His shoulders hunched as if she’d hit him, but he didn’t say a word. She knew that Spinner’s Falls had been a massacre. She’d comforted Emeline when word finally came back that Reynaud had not survived his capture there. She should push—this was obviously his weak point. But she couldn’t be so ruthless. She hated the thought of hurting him anew.
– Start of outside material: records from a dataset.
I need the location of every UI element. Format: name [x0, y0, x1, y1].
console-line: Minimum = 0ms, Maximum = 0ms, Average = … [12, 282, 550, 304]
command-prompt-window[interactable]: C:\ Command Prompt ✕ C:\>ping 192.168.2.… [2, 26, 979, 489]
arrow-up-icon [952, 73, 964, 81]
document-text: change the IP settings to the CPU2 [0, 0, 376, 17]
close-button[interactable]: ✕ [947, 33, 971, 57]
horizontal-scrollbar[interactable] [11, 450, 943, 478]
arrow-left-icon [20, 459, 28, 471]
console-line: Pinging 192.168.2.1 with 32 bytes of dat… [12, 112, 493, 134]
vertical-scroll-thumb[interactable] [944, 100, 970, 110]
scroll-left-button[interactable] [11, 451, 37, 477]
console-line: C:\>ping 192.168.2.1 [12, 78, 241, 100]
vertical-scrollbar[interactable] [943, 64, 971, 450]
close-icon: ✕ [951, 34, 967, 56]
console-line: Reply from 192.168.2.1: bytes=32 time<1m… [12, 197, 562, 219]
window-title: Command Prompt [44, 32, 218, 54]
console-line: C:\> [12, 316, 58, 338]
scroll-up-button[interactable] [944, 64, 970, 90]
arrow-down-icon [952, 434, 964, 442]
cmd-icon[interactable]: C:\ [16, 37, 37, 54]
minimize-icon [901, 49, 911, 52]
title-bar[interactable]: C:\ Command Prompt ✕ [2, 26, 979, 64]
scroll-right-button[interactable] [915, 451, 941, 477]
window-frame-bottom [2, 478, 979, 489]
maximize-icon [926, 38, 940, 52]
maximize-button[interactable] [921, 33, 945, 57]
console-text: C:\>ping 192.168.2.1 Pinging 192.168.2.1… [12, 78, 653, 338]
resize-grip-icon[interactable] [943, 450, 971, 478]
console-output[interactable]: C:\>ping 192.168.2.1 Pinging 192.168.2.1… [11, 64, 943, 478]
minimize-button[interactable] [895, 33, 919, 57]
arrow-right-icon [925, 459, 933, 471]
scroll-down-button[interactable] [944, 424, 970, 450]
Instead, she took his hand and led him to her bed. He stood silently, passively, as she stripped him of his remaining clothes—although his cock was far from passive. Then she pushed him onto the bed and climbed in beside him. She propped herself up on an elbow next to him and drew her free hand down over his chest. She felt grateful that she had this man, at least for this time, for herself. Here, now, she could do with him as she wished.

It was a gift. A glorious gift.

So she leaned down and trailed soft, wet kisses along his side, licking the ridge of his ribs, nipping at the jut of his hip bone. Above her, he rumbled something, a warning perhaps, or maybe encouragement. She wasn’t sure, and she didn’t care. In front of her was her goal: his penis, bold and thick and hard. She touched it with just a fingertip, running along its length. Then she leaned down and softly, gently, kissed him on the weeping eye.